In terms of his first point Tolstoy writes, “examining the relation in time of the command to the events, we find that a command can never be the cause of the event, but that a certain definite dependence exists between the two.” There is a soft determinism at work here that relates to Tolstoy’s second point.
In his second point he develops his theory of power a little bit more. For Tolstoy power is simply the relation of the commander and the commanded. He compares this relationship to a cone. At the bottom of the cone are the simple soldiers. These are the most numerous parties of the army and they do pretty much all the fighting. They execute, rather than issue commands. Then, the higher up you go the less individuals there are and the less direct action they take in battle. The higher up the person in the cone, however, the more commands they issue. At the top, obviously, is the commander-in-chief. All he does is issue commands. He takes no part in battles.

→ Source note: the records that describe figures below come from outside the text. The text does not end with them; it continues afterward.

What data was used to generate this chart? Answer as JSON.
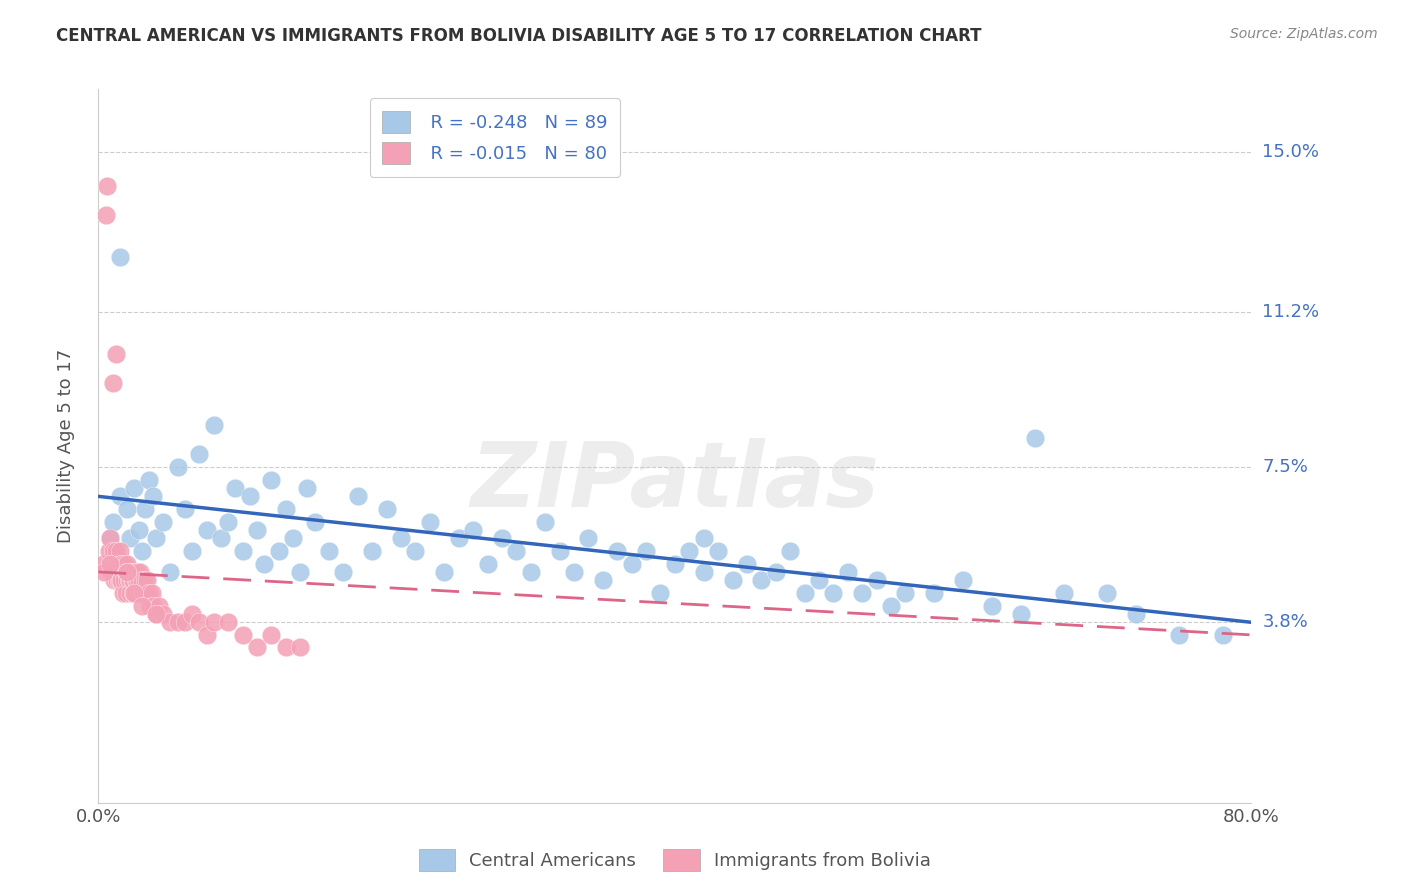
{
  "title": "CENTRAL AMERICAN VS IMMIGRANTS FROM BOLIVIA DISABILITY AGE 5 TO 17 CORRELATION CHART",
  "source": "Source: ZipAtlas.com",
  "ylabel": "Disability Age 5 to 17",
  "ytick_labels": [
    "3.8%",
    "7.5%",
    "11.2%",
    "15.0%"
  ],
  "ytick_values": [
    3.8,
    7.5,
    11.2,
    15.0
  ],
  "xlim": [
    0.0,
    80.0
  ],
  "ylim": [
    -0.5,
    16.5
  ],
  "legend_blue_r": "R = -0.248",
  "legend_blue_n": "N = 89",
  "legend_pink_r": "R = -0.015",
  "legend_pink_n": "N = 80",
  "legend_label_blue": "Central Americans",
  "legend_label_pink": "Immigrants from Bolivia",
  "blue_color": "#a8c8e8",
  "pink_color": "#f4a0b5",
  "blue_line_color": "#3366bb",
  "pink_line_color": "#dd6688",
  "watermark": "ZIPatlas",
  "blue_scatter_x": [
    0.8,
    1.0,
    1.2,
    1.5,
    1.8,
    2.0,
    2.2,
    2.5,
    2.8,
    3.0,
    3.2,
    3.5,
    3.8,
    4.0,
    4.5,
    5.0,
    5.5,
    6.0,
    6.5,
    7.0,
    7.5,
    8.0,
    8.5,
    9.0,
    9.5,
    10.0,
    10.5,
    11.0,
    11.5,
    12.0,
    12.5,
    13.0,
    13.5,
    14.0,
    14.5,
    15.0,
    16.0,
    17.0,
    18.0,
    19.0,
    20.0,
    21.0,
    22.0,
    23.0,
    24.0,
    25.0,
    26.0,
    27.0,
    28.0,
    29.0,
    30.0,
    31.0,
    32.0,
    33.0,
    34.0,
    35.0,
    36.0,
    37.0,
    38.0,
    39.0,
    40.0,
    41.0,
    42.0,
    43.0,
    44.0,
    45.0,
    46.0,
    47.0,
    48.0,
    49.0,
    50.0,
    51.0,
    52.0,
    53.0,
    54.0,
    55.0,
    56.0,
    58.0,
    60.0,
    62.0,
    64.0,
    65.0,
    67.0,
    70.0,
    72.0,
    75.0,
    78.0,
    1.5,
    42.0
  ],
  "blue_scatter_y": [
    5.8,
    6.2,
    5.5,
    6.8,
    5.2,
    6.5,
    5.8,
    7.0,
    6.0,
    5.5,
    6.5,
    7.2,
    6.8,
    5.8,
    6.2,
    5.0,
    7.5,
    6.5,
    5.5,
    7.8,
    6.0,
    8.5,
    5.8,
    6.2,
    7.0,
    5.5,
    6.8,
    6.0,
    5.2,
    7.2,
    5.5,
    6.5,
    5.8,
    5.0,
    7.0,
    6.2,
    5.5,
    5.0,
    6.8,
    5.5,
    6.5,
    5.8,
    5.5,
    6.2,
    5.0,
    5.8,
    6.0,
    5.2,
    5.8,
    5.5,
    5.0,
    6.2,
    5.5,
    5.0,
    5.8,
    4.8,
    5.5,
    5.2,
    5.5,
    4.5,
    5.2,
    5.5,
    5.0,
    5.5,
    4.8,
    5.2,
    4.8,
    5.0,
    5.5,
    4.5,
    4.8,
    4.5,
    5.0,
    4.5,
    4.8,
    4.2,
    4.5,
    4.5,
    4.8,
    4.2,
    4.0,
    8.2,
    4.5,
    4.5,
    4.0,
    3.5,
    3.5,
    12.5,
    5.8
  ],
  "pink_scatter_x": [
    0.3,
    0.5,
    0.6,
    0.7,
    0.8,
    0.9,
    1.0,
    1.0,
    1.1,
    1.2,
    1.2,
    1.3,
    1.3,
    1.4,
    1.4,
    1.5,
    1.5,
    1.5,
    1.6,
    1.6,
    1.7,
    1.7,
    1.8,
    1.8,
    1.9,
    1.9,
    2.0,
    2.0,
    2.0,
    2.1,
    2.1,
    2.2,
    2.2,
    2.3,
    2.3,
    2.4,
    2.4,
    2.5,
    2.5,
    2.6,
    2.6,
    2.7,
    2.7,
    2.8,
    2.8,
    2.9,
    3.0,
    3.0,
    3.1,
    3.2,
    3.3,
    3.4,
    3.5,
    3.6,
    3.7,
    3.8,
    4.0,
    4.2,
    4.5,
    5.0,
    5.5,
    6.0,
    6.5,
    7.0,
    7.5,
    8.0,
    9.0,
    10.0,
    11.0,
    12.0,
    13.0,
    14.0,
    1.0,
    1.2,
    2.0,
    2.5,
    3.0,
    4.0,
    0.4,
    0.8
  ],
  "pink_scatter_y": [
    5.2,
    13.5,
    14.2,
    5.5,
    5.8,
    5.0,
    5.5,
    5.0,
    4.8,
    5.5,
    5.2,
    5.0,
    4.8,
    5.2,
    4.8,
    5.0,
    4.8,
    5.5,
    4.8,
    5.2,
    5.0,
    4.5,
    5.2,
    4.8,
    5.0,
    4.5,
    5.2,
    4.8,
    5.0,
    4.8,
    5.0,
    4.8,
    4.5,
    4.8,
    5.0,
    4.5,
    4.8,
    5.0,
    4.5,
    4.8,
    4.5,
    5.0,
    4.8,
    4.5,
    4.8,
    5.0,
    4.5,
    4.8,
    4.5,
    4.8,
    4.5,
    4.8,
    4.5,
    4.2,
    4.5,
    4.2,
    4.0,
    4.2,
    4.0,
    3.8,
    3.8,
    3.8,
    4.0,
    3.8,
    3.5,
    3.8,
    3.8,
    3.5,
    3.2,
    3.5,
    3.2,
    3.2,
    9.5,
    10.2,
    5.0,
    4.5,
    4.2,
    4.0,
    5.0,
    5.2
  ],
  "blue_trendline_x": [
    0.0,
    80.0
  ],
  "blue_trendline_y": [
    6.8,
    3.8
  ],
  "pink_trendline_x": [
    0.0,
    80.0
  ],
  "pink_trendline_y": [
    5.0,
    3.5
  ],
  "grid_color": "#cccccc",
  "spine_color": "#cccccc",
  "title_fontsize": 12,
  "tick_fontsize": 13,
  "ylabel_fontsize": 13,
  "label_color": "#4472c4",
  "title_color": "#333333",
  "source_color": "#888888"
}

If we take into consideration what Tolstoy has already written concerning broad movements of people we can conclude that the members of the bottom of the cone exercise the highest degree of freedom while those at the top of the cone are entirely subject to fate and exercise little to no freedom. This tension between free will on the one hand and inevitability on the other is the central concern of Tolstoy’s historical analysis and he’ll develop it a bit further in the next few chapters.
For our purposes, let us place ourselves somewhere in the middle of Tolstoy’s cone. How, with our limited freedom, should we behave in a world whose constant whims commands us?

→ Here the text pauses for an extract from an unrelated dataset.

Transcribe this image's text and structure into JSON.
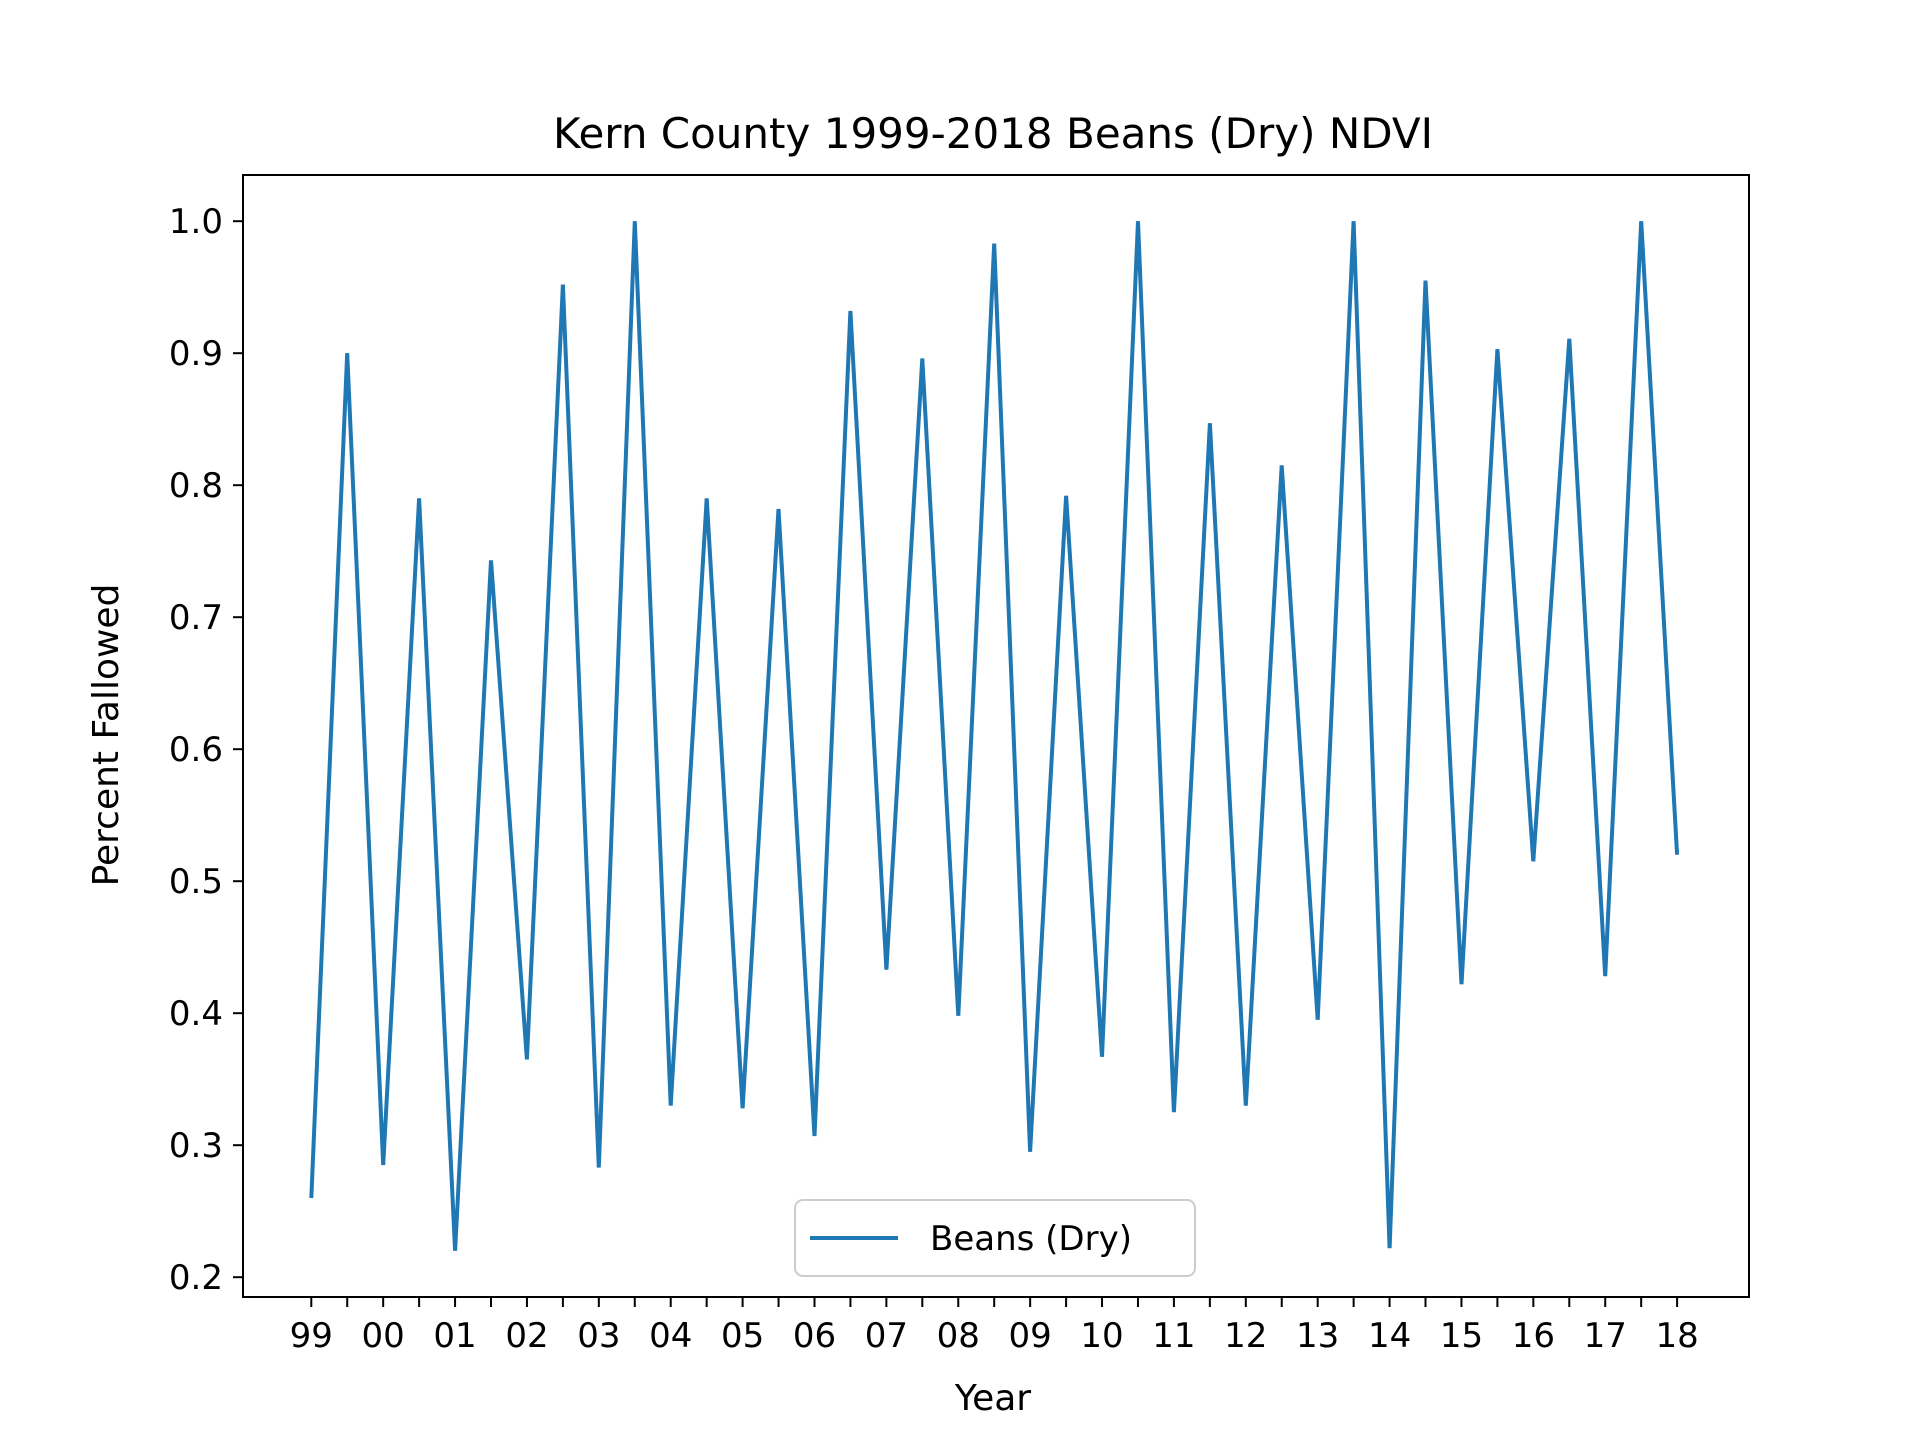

Fate directs us, and the first hour of our birth determines each man’s span. Cause is linked with cause, and a long chain of events governs all matters public and private. Everything must therefore be borne with fortitude, because events do not, as we suppose, happen but arrive by appointment. What would make you rejoice and what would make you weep was determined long ago, and though individual lives seem to differ in a wide range, the sum amounts to the same thing: what we receive is perishable and we shall ourselves perish. Why then are we indignant? Why do we complain? It is for this we were born. Nature may use her own bodies as she will; we must be cheerful and steadfast whatever befalls, in the thought that nothing that ours is lost.